Patent examiners are rated on office ACTIONS. Grants and denies both count as actions, although denials often take more effort (and complaints from the potential patentee).
I mean they're not rated on ACTIONS. They're rated on their PRODUCTION UNITS; of which an ALLOWANCE yields twice as many PRODUCTION UNITS than a REJECTION yields.
So; clerk are incentivized to grant a patent as it takes less effort and yields more production units. If a patent is of poor quality and later is invalidated in a lawsuit; the clerk will not lose production units. Therefore; the clerk is incentivized to grant patents as they count as more production units and not penalized for granting a patent they shouldn't've.
This is a misunderstanding of the slideshow.
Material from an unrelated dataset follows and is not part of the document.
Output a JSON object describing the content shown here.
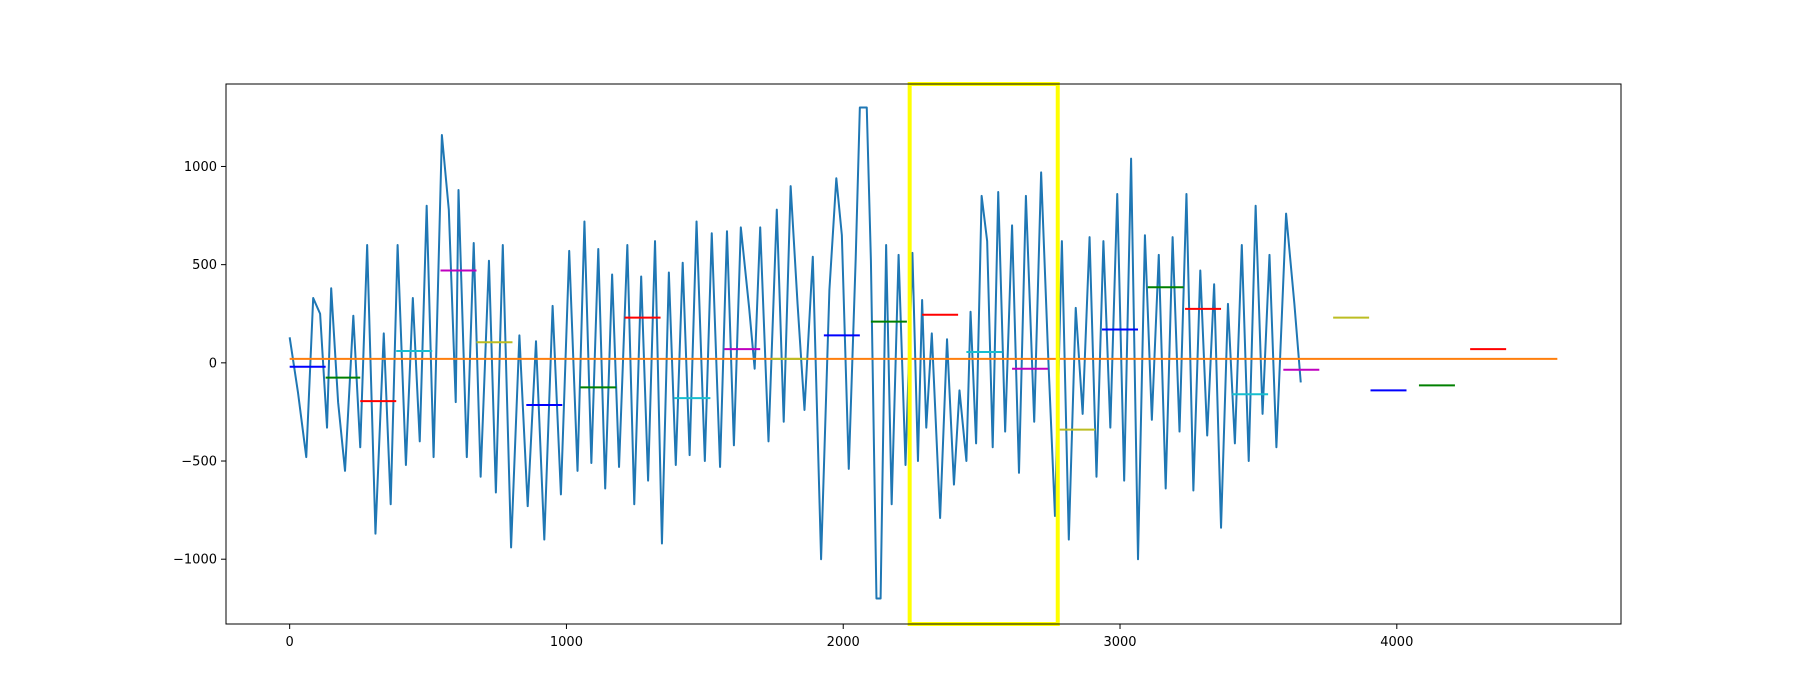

As can be seen on slide 10, productivity is "Number of office actions / period of time" and slide 12 shows the breakdown of how production units are calculated from office actions. A final disposition (allowance, appeal, or abandonment) is worth twice as much as a final rejection; however, that does not mean an examiner is incentivized to allow patents. Rather, they are incentivized to get to the end of the process by either allowing the patent, having the patentee appeal the examiner's final rejection, or by the patentee abandoning their application. Which of these three occurs is irrelevant to the examiner, although as I said before: an allowance take the least amount of effort.
In fact, the most production units that can be obtained by a patent examiner for any particular patent is to issue a final rejection, get the patentee to ask for re-examination, reject again, and then have the patentee abandon the patent.